Rollings Sam, Greene Louise, Borrie Felicity, Lamont Thomas
Department of Restorative Dentistry, University of Aberdeen Dental School and Hospital, Aberdeen, Scotland, UK.
Evid Based Dent. 2012;13(4):117-8. doi: 10.1038/sj.ebd.6400899.
Double blind randomised controlled trial
Sixty patients undergoing orthodontic treatment were randomised to receive either MI Paste Plus (GC America, Alsip III) or a placebo paste (Tom's of Main, Salisbury, UK). To be included, the patients had to be 12 years of age or over, in the permanent dentition, and be considered to be compliant with using the paste. Patients were excluded if they; had been undergoing extensive fluoride regimes, had an impacting medical or dental condition, had been receiving fluoride treatment for white spots, be planning to move within 6 months, or have an allergy to IgE casein. The pastes were self-administered in a fluoride tray for 3 to 5 minutes each night after brushing, for a period of 3 months.
Outcomes were measured at baseline, then at 4, 8, and 12 weeks into treatment) using 2 measures. Standardised photographic records were used to assess WSLs using Banks and Richmond's decalcification index score, from first premolar to first premolar in the maxilla and mandible. Three operators scored the photographs independently. The International Caries Detection and Assessment System (ICDAS) was used for the labial surfaces of the teeth and the scores (0-6) for surfaces were added together to give an overall score.
Five patients refused to participate before the trial began and out of the 60 patients randomised, 50 completed the study (26 MI Paste Plus group 24 in placebo group). There was a 53.5% in the enamel decalcification index score in the MI Paste Plus group but an increase of 91.1% in the placebo group at the end of the 12 week period; ICDAS scores were added together to give an overall score for all teeth; the MI Paste Plus group score was 145 at baseline and 80 after 12 weeks, a 44.8%reduction; in the placebo group, the scores were 116 and 166 respectively, an increase of 43%.
MI Paste Plus prevented and decreased the number of WSLs during orthodontic treatment with the placebo paste group having an increase in the number of WSLs during the trial. These effects were most noticeable on the gingival surfaces. Incisal enamel decalcification index scores were consistently higher than other tooth surfaces, including gingival.
双盲随机对照试验
60名接受正畸治疗的患者被随机分为两组,分别接受MI Paste Plus(GC America公司,阿尔西普三世)或安慰剂糊剂(英国索尔兹伯里的Tom's of Main)。纳入的患者年龄必须在12岁及以上,处于恒牙列,且被认为能配合使用该糊剂。若患者符合以下情况则被排除:正在接受广泛的氟化物治疗方案;患有严重的内科或牙科疾病;正在接受针对白斑的氟化物治疗;计划在6个月内搬家;或对免疫球蛋白E酪蛋白过敏。每晚刷牙后,将糊剂放入含氟托盘自行使用3至5分钟,持续3个月。

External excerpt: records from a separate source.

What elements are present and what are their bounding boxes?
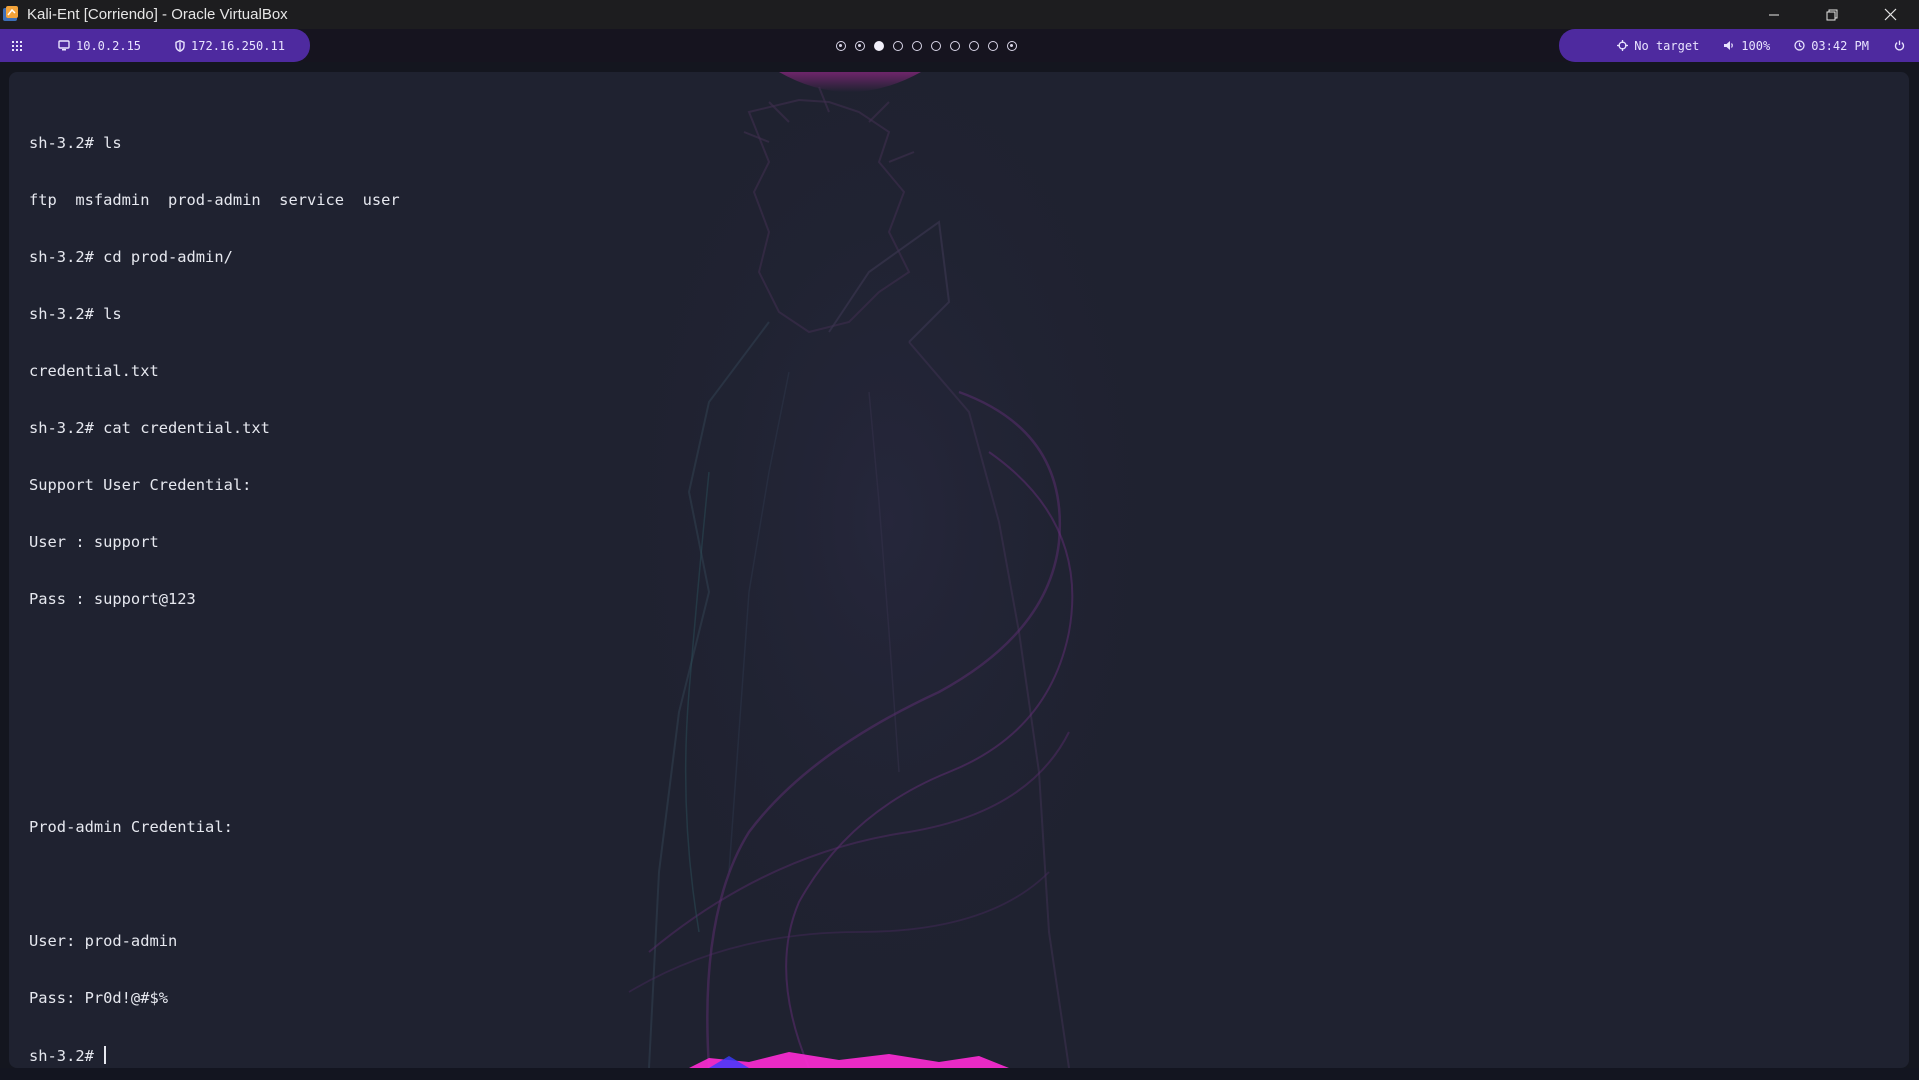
- local-ip-module: 10.0.2.15: [34, 29, 155, 62]
- target-status: No target: [1634, 38, 1700, 53]
- terminal-prompt: sh-3.2#: [29, 1047, 104, 1065]
- clock-icon: [1794, 40, 1805, 51]
- crosshair-icon: [1617, 40, 1629, 51]
- power-icon: [1894, 40, 1904, 51]
- minimize-button[interactable]: [1745, 0, 1803, 29]
- terminal-line: sh-3.2# ls: [29, 305, 122, 323]
- workspace-switcher: [836, 29, 1017, 62]
- terminal-output: sh-3.2# ls ftp msfadmin prod-admin servi…: [29, 96, 400, 1068]
- text-cursor: [104, 1046, 107, 1064]
- workspace-3-active[interactable]: [874, 40, 884, 51]
- power-button[interactable]: [1881, 29, 1919, 62]
- terminal-line: Support User Credential:: [29, 476, 252, 494]
- workspace-2[interactable]: [855, 40, 865, 51]
- window-titlebar: Kali-Ent [Corriendo] - Oracle VirtualBox: [0, 0, 1919, 29]
- terminal-line: User: prod-admin: [29, 932, 178, 950]
- workspace-9[interactable]: [988, 40, 998, 51]
- workspace-10[interactable]: [1007, 40, 1017, 51]
- terminal-line: User : support: [29, 533, 159, 551]
- workspace-5[interactable]: [912, 40, 922, 51]
- desktop-bottom-edge: [0, 1068, 1919, 1080]
- terminal-line: ftp msfadmin prod-admin service user: [29, 191, 400, 209]
- restore-button[interactable]: [1803, 0, 1861, 29]
- terminal-line: credential.txt: [29, 362, 159, 380]
- grid-icon: [12, 40, 22, 51]
- system-pill: No target 100% 03:42 PM: [1559, 29, 1919, 62]
- menu-button[interactable]: [0, 40, 34, 51]
- workspace-6[interactable]: [931, 40, 941, 51]
- clock-module: 03:42 PM: [1782, 29, 1881, 62]
- clock-time: 03:42 PM: [1811, 38, 1869, 53]
- window-title: Kali-Ent [Corriendo] - Oracle VirtualBox: [27, 6, 288, 23]
- monitor-icon: [58, 40, 70, 51]
- workspace-1[interactable]: [836, 40, 846, 51]
- status-bar: 10.0.2.15 172.16.250.11 No target 100% 0…: [0, 29, 1919, 62]
- terminal-line: Pass : support@123: [29, 590, 196, 608]
- close-button[interactable]: [1861, 0, 1919, 29]
- target-module[interactable]: No target: [1605, 29, 1711, 62]
- vpn-ip: 172.16.250.11: [191, 38, 285, 53]
- terminal-line: sh-3.2# cd prod-admin/: [29, 248, 233, 266]
- terminal-window[interactable]: sh-3.2# ls ftp msfadmin prod-admin servi…: [9, 72, 1909, 1068]
- terminal-line: sh-3.2# ls: [29, 134, 122, 152]
- virtualbox-app-icon: [2, 5, 21, 24]
- minimize-icon: [1769, 14, 1779, 15]
- terminal-line: Prod-admin Credential:: [29, 818, 233, 836]
- volume-level: 100%: [1741, 38, 1771, 53]
- workspace-8[interactable]: [969, 40, 979, 51]
- local-ip: 10.0.2.15: [76, 38, 142, 53]
- shield-icon: [175, 39, 185, 52]
- terminal-line: sh-3.2# cat credential.txt: [29, 419, 270, 437]
- vpn-ip-module: 172.16.250.11: [155, 29, 299, 62]
- network-pill: 10.0.2.15 172.16.250.11: [0, 29, 310, 62]
- restore-icon: [1826, 9, 1838, 20]
- speaker-icon: [1724, 41, 1734, 50]
- workspace-7[interactable]: [950, 40, 960, 51]
- terminal-prompt-line[interactable]: sh-3.2#: [29, 1046, 400, 1065]
- workspace-4[interactable]: [893, 40, 903, 51]
- close-icon: [1884, 8, 1896, 21]
- volume-module[interactable]: 100%: [1711, 29, 1782, 62]
- terminal-line: Pass: Pr0d!@#$%: [29, 989, 168, 1007]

在基线时以及治疗的第4、8和12周使用两种测量方法进行观察。使用标准化的照片记录,采用班克斯和里士满的脱矿指数评分来评估上颌和下颌从第一前磨牙到第一前磨牙的白垩色斑(WSLs)情况。三名操作人员独立对照片进行评分。国际龋病检测与评估系统(ICDAS)用于牙齿的唇面,将各表面的评分(0 - 6)相加得出总分。

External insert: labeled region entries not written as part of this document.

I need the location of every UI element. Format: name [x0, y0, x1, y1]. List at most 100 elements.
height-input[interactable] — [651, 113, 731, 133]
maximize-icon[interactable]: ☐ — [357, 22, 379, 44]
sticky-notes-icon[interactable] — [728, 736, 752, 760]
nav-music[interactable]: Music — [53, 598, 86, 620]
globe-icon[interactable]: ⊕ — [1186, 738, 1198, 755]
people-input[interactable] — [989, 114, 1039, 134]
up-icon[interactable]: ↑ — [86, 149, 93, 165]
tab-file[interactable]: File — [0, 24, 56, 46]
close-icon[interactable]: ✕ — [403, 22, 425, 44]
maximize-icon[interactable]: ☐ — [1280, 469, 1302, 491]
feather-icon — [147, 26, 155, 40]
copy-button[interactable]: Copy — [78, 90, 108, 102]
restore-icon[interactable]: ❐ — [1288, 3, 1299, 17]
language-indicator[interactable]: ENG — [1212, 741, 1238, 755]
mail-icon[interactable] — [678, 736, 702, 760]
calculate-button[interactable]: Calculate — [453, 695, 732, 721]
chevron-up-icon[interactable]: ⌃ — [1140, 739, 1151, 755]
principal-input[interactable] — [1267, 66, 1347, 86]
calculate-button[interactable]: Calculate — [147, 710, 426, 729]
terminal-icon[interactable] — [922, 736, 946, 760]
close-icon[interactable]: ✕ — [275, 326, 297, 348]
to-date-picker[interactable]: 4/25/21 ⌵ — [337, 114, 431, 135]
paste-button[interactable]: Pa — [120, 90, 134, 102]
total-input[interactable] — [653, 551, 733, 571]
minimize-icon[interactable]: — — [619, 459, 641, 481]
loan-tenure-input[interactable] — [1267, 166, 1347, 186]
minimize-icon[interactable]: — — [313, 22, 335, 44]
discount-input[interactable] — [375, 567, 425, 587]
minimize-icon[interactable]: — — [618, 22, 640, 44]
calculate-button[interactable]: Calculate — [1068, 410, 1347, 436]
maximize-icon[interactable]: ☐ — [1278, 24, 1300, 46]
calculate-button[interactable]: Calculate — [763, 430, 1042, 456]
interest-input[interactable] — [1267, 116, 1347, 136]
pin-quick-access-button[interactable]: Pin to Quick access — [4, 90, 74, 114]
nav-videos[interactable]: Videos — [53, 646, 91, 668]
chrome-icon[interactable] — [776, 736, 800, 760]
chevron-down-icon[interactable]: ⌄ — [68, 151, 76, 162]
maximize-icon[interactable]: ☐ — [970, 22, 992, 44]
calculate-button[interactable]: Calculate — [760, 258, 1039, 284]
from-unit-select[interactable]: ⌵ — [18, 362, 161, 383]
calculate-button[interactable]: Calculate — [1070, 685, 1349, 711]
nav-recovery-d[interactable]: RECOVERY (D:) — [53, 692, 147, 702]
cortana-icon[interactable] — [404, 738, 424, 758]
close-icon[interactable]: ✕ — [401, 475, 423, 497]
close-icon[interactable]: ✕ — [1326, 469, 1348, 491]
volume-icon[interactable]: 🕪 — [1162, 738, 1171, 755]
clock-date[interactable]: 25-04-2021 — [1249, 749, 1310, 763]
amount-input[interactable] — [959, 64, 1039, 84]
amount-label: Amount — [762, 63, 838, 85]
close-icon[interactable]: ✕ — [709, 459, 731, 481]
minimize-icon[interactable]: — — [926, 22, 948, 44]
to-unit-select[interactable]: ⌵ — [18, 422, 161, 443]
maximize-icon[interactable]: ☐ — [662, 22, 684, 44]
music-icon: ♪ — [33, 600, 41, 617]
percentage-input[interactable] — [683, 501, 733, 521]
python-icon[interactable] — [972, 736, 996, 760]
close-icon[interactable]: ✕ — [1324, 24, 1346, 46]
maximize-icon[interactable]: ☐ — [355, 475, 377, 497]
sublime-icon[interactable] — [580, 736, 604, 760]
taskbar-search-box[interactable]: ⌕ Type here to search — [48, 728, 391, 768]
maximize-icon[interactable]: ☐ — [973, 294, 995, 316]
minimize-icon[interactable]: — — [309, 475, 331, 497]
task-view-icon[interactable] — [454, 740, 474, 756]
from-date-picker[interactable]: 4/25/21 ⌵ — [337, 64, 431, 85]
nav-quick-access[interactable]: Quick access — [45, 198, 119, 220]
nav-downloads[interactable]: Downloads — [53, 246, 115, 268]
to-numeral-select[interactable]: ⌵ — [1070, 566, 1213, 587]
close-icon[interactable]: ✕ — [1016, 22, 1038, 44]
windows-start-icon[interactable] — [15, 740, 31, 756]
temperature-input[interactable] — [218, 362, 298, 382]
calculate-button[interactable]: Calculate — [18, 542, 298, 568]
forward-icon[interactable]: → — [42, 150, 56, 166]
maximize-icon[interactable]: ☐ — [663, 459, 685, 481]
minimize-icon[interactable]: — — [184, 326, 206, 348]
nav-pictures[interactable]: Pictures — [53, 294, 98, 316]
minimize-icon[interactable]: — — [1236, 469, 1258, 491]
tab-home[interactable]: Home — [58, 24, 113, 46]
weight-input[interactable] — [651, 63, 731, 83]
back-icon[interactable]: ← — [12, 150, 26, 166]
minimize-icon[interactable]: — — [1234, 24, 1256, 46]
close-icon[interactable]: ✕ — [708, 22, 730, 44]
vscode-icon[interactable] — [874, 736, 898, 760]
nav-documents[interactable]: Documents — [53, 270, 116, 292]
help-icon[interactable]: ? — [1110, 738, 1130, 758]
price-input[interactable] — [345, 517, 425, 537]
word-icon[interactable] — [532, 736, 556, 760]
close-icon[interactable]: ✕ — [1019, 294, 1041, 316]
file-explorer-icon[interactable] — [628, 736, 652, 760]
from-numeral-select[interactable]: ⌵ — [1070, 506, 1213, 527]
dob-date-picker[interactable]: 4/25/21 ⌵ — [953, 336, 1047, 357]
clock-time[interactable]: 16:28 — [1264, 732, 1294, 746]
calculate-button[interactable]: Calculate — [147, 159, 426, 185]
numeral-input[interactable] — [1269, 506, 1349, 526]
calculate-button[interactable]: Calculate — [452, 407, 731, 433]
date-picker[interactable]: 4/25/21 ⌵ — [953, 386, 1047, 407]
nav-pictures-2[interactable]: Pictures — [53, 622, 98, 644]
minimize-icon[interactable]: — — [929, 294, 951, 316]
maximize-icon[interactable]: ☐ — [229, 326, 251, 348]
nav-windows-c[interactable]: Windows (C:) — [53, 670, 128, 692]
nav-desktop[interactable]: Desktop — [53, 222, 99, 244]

5名患者在试验开始前拒绝参与,在随机分组的60名患者中,50名完成了研究(MI Paste Plus组26名,安慰剂组24名)。在12周疗程结束时,MI Paste Plus组的釉质脱矿指数评分下降了53.5%,而安慰剂组则增加了91.1%;将ICDAS评分相加得出所有牙齿的总分;MI Paste Plus组基线评分为145分,12周后为80分,下降了44.8%;安慰剂组的评分分别为116分和166分,增加了43%。
MI Paste Plus在正畸治疗期间预防并减少了白垩色斑的数量,而安慰剂糊剂组在试验期间白垩色斑数量增加。这些效果在牙龈表面最为明显。切牙釉质脱矿指数评分始终高于其他牙面,包括牙龈面。